In March 1919, as part of the Canadian Exposition, William “Bill” Boeing and pilot Eddie Hubbard flew 60 letters from Vancouver, British Columbia, to Seattle in Boeing’s C-700 — the first international airmail to reach the United States.

The Boeing Company began business operations in Canada in 1929, forming Boeing Aircraft of Canada. Here Boeing produced the first transport airplanes built in western Canada.

During the Second World War, Boeing expanded production in Canada and built a manufacturing factory on Sea Island, near the Fraser River, in 1939.
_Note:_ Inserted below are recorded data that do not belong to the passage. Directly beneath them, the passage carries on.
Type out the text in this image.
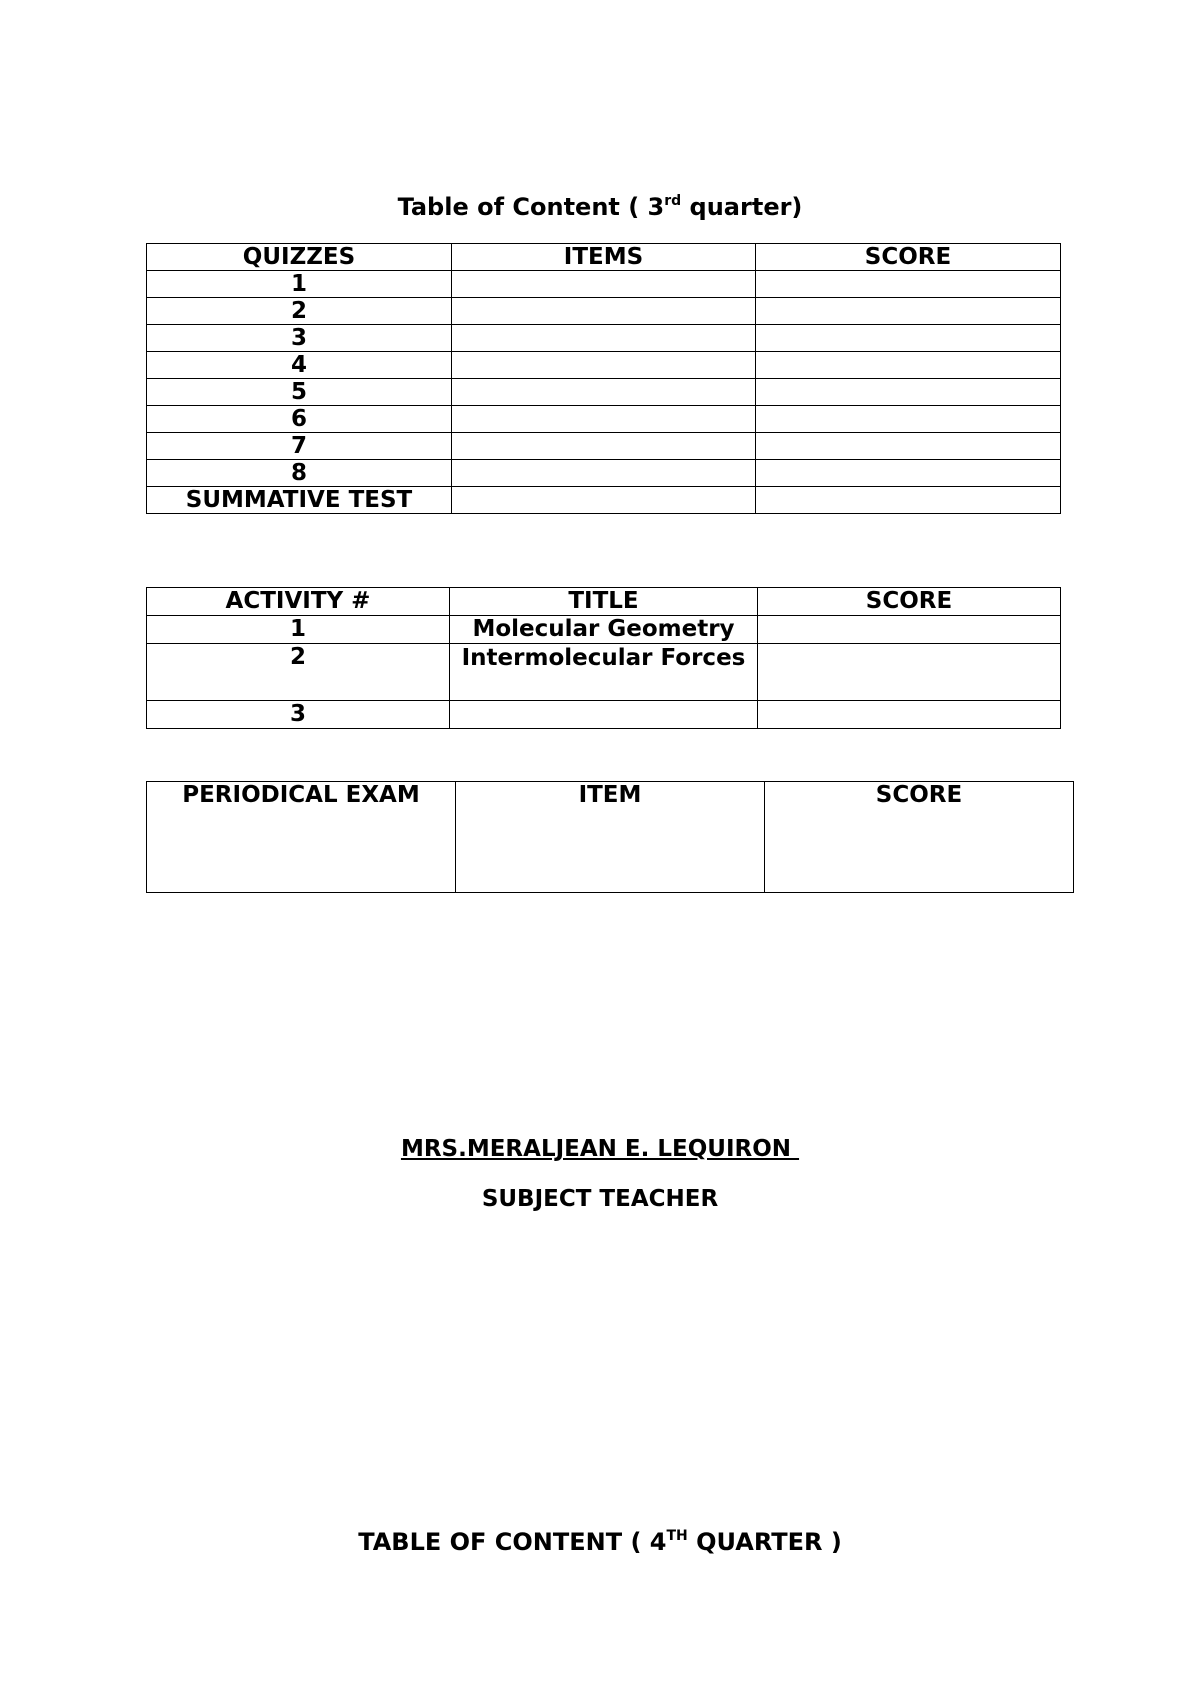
Table of Content ( 3rd quarter)
QUIZZES	ITEMS	SCORE
1		
2		
3		
4		
5		
6		
7		
8		
SUMMATIVE TEST		
ACTIVITY #	TITLE	SCORE
1	Molecular Geometry	
2	Intermolecular Forces	
3		
PERIODICAL EXAM	ITEM	SCORE
MRS.MERALJEAN E. LEQUIRON
SUBJECT TEACHER
TABLE OF CONTENT ( 4TH QUARTER )
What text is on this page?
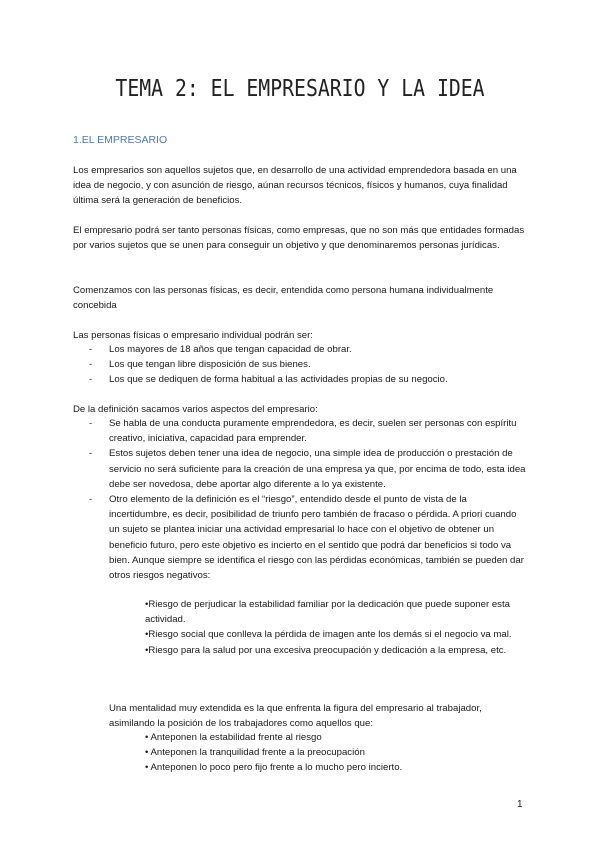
TEMA 2: EL EMPRESARIO Y LA IDEA
1.EL EMPRESARIO
Los empresarios son aquellos sujetos que, en desarrollo de una actividad emprendedora basada en una idea de negocio, y con asunción de riesgo, aúnan recursos técnicos, físicos y humanos, cuya finalidad última será la generación de beneficios.
El empresario podrá ser tanto personas físicas, como empresas, que no son más que entidades formadas por varios sujetos que se unen para conseguir un objetivo y que denominaremos personas jurídicas.
Comenzamos con las personas físicas, es decir, entendida como persona humana individualmente concebida
Las personas físicas o empresario individual podrán ser:
- Los mayores de 18 años que tengan capacidad de obrar.
- Los que tengan libre disposición de sus bienes.
- Los que se dediquen de forma habitual a las actividades propias de su negocio.
De la definición sacamos varios aspectos del empresario:
- Se habla de una conducta puramente emprendedora, es decir, suelen ser personas con espíritu creativo, iniciativa, capacidad para emprender.
- Estos sujetos deben tener una idea de negocio, una simple idea de producción o prestación de servicio no será suficiente para la creación de una empresa ya que, por encima de todo, esta idea debe ser novedosa, debe aportar algo diferente a lo ya existente.
- Otro elemento de la definición es el “riesgo”, entendido desde el punto de vista de la incertidumbre, es decir, posibilidad de triunfo pero también de fracaso o pérdida. A priori cuando un sujeto se plantea iniciar una actividad empresarial lo hace con el objetivo de obtener un beneficio futuro, pero este objetivo es incierto en el sentido que podrá dar beneficios si todo va bien. Aunque siempre se identifica el riesgo con las pérdidas económicas, también se pueden dar otros riesgos negativos:
•Riesgo de perjudicar la estabilidad familiar por la dedicación que puede suponer esta actividad.
•Riesgo social que conlleva la pérdida de imagen ante los demás si el negocio va mal.
•Riesgo para la salud por una excesiva preocupación y dedicación a la empresa, etc.
Una mentalidad muy extendida es la que enfrenta la figura del empresario al trabajador, asimilando la posición de los trabajadores como aquellos que:
• Anteponen la estabilidad frente al riesgo
• Anteponen la tranquilidad frente a la preocupación
• Anteponen lo poco pero fijo frente a lo mucho pero incierto.
1
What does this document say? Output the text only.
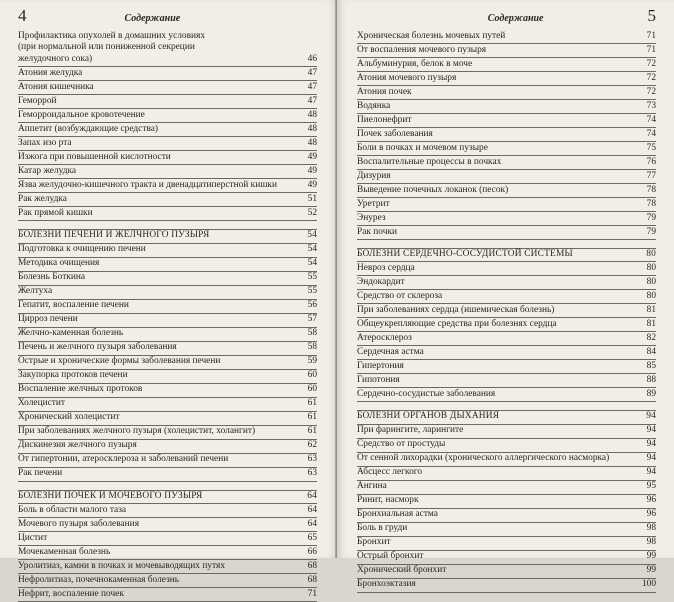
4	Содержание
Профилактика опухолей в домашних условиях
(при нормальной или пониженной секреции
желудочного сока)	46
Атония желудка	47
Атония кишечника	47
Геморрой	47
Геморроидальное кровотечение	48
Аппетит (возбуждающие средства)	48
Запах изо рта	48
Изжога при повышенной кислотности	49
Катар желудка	49
Язва желудочно-кишечного тракта и двенадцатиперстной кишки	49
Рак желудка	51
Рак прямой кишки	52
БОЛЕЗНИ ПЕЧЕНИ И ЖЕЛЧНОГО ПУЗЫРЯ	54
Подготовка к очищению печени	54
Методика очищения	54
Болезнь Боткина	55
Желтуха	55
Гепатит, воспаление печени	56
Цирроз печени	57
Желчно-каменная болезнь	58
Печень и желчного пузыря заболевания	58
Острые и хронические формы заболевания печени	59
Закупорка протоков печени	60
Воспаление желчных протоков	60
Холецистит	61
Хронический холецистит	61
При заболеваниях желчного пузыря (холецистит, холангит)	61
Дискинезия желчного пузыря	62
От гипертонии, атеросклероза и заболеваний печени	63
Рак печени	63
БОЛЕЗНИ ПОЧЕК И МОЧЕВОГО ПУЗЫРЯ	64
Боль в области малого таза	64
Мочевого пузыря заболевания	64
Цистит	65
Мочекаменная болезнь	66
Уролитиаз, камни в почках и мочевыводящих путях	68
Нефролитиаз, почечнокаменная болезнь	68
Нефрит, воспаление почек	71
Содержание	5
Хроническая болезнь мочевых путей	71
От воспаления мочевого пузыря	71
Альбуминурия, белок в моче	72
Атония мочевого пузыря	72
Атония почек	72
Водянка	73
Пиелонефрит	74
Почек заболевания	74
Боли в почках и мочевом пузыре	75
Воспалительные процессы в почках	76
Дизурия	77
Выведение почечных локанок (песок)	78
Уретрит	78
Энурез	79
Рак почки	79
БОЛЕЗНИ СЕРДЕЧНО-СОСУДИСТОЙ СИСТЕМЫ	80
Невроз сердца	80
Эндокардит	80
Средство от склероза	80
При заболеваниях сердца (ишемическая болезнь)	81
Общеукрепляющие средства при болезнях сердца	81
Атеросклероз	82
Сердечная астма	84
Гипертония	85
Гипотония	88
Сердечно-сосудистые заболевания	89
БОЛЕЗНИ ОРГАНОВ ДЫХАНИЯ	94
При фарингите, ларингите	94
Средство от простуды	94
От сенной лихорадки (хронического аллергического насморка)	94
Абсцесс легкого	94
Ангина	95
Ринит, насморк	96
Бронхиальная астма	96
Боль в груди	98
Бронхит	98
Острый бронхит	99
Хронический бронхит	99
Бронхоэктазия	100
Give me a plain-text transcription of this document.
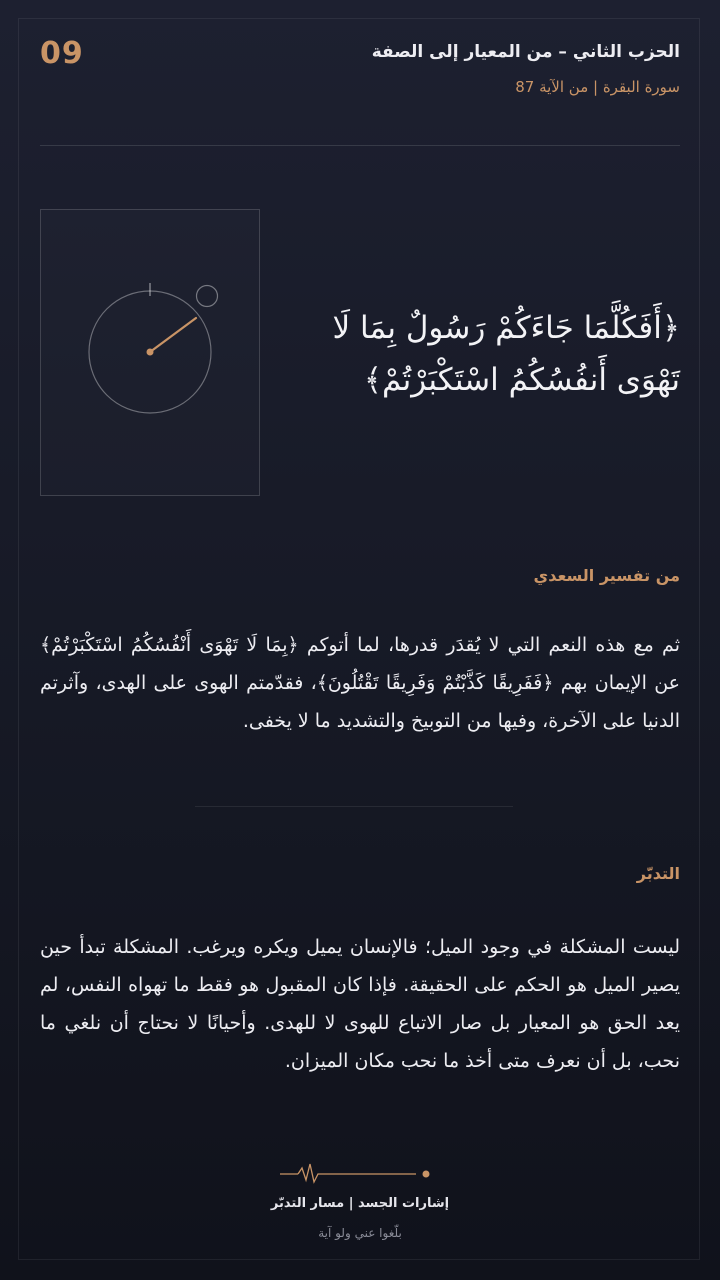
09	الحزب الثاني – من المعيار إلى الصفة
سورة البقرة | من الآية 87
﴿أَفَكُلَّمَا جَاءَكُمْ رَسُولٌ بِمَا لَا تَهْوَى أَنفُسُكُمُ اسْتَكْبَرْتُمْ﴾
من تفسير السعدي
ثم مع هذه النعم التي لا يُقدَر قدرها، لما أتوكم ﴿بِمَا لَا تَهْوَى أَنْفُسُكُمُ اسْتَكْبَرْتُمْ﴾ عن الإيمان بهم ﴿فَفَرِيقًا كَذَّبْتُمْ وَفَرِيقًا تَقْتُلُونَ﴾، فقدّمتم الهوى على الهدى، وآثرتم الدنيا على الآخرة، وفيها من التوبيخ والتشديد ما لا يخفى.
التدبّر
ليست المشكلة في وجود الميل؛ فالإنسان يميل ويكره ويرغب. المشكلة تبدأ حين يصير الميل هو الحكم على الحقيقة. فإذا كان المقبول هو فقط ما تهواه النفس، لم يعد الحق هو المعيار بل صار الاتباع للهوى لا للهدى. وأحيانًا لا نحتاج أن نلغي ما نحب، بل أن نعرف متى أخذ ما نحب مكان الميزان.
إشارات الجسد | مسار التدبّر
بلّغوا عني ولو آية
The Sea Island plant built PBY Catalina Aircraft for off-shore air patrols, and the middle section of the B-29. Boeing Canada built 362 PBY flying boats and amphibians designed by Consolidated Aircraft of San Diego. They also built 17 British-designed Blackburn Shark torpedo aircraft purchased by the Royal Canadian Air Force.

In 1969, The Boeing Company announced that a new $3.5 million Boeing Aircraft Structural fiberglass plant would be built in Manitoba. The new plant was built near the Winnipeg International Airport on a 136 acre plot of land.

The Murray Park plant opened in Winnipeg in 1971. Employing only 57 skilled workers, the site’s packages included wing-to-body fairings for the 727, 737, and 747 aircraft as well as WASCAN bathware. By 1976, 400 people were employed by Boeing Winnipeg.

During the 1980s, the Boeing Winnipeg site expanded its facility and added engine strut fairings and military target programs to its workload.

Another expansion brought the Boeing Winnipeg site to 520,000 square feet in the 1990s.

Boeing’s presence in Canada continues to thrive and expand. It was recently named a tier one partner to the new 787 Dreamliner program and is responsible for the wing-to-body fairing, main landing gear doors, and the vertical fin fairing for the program lifecycle.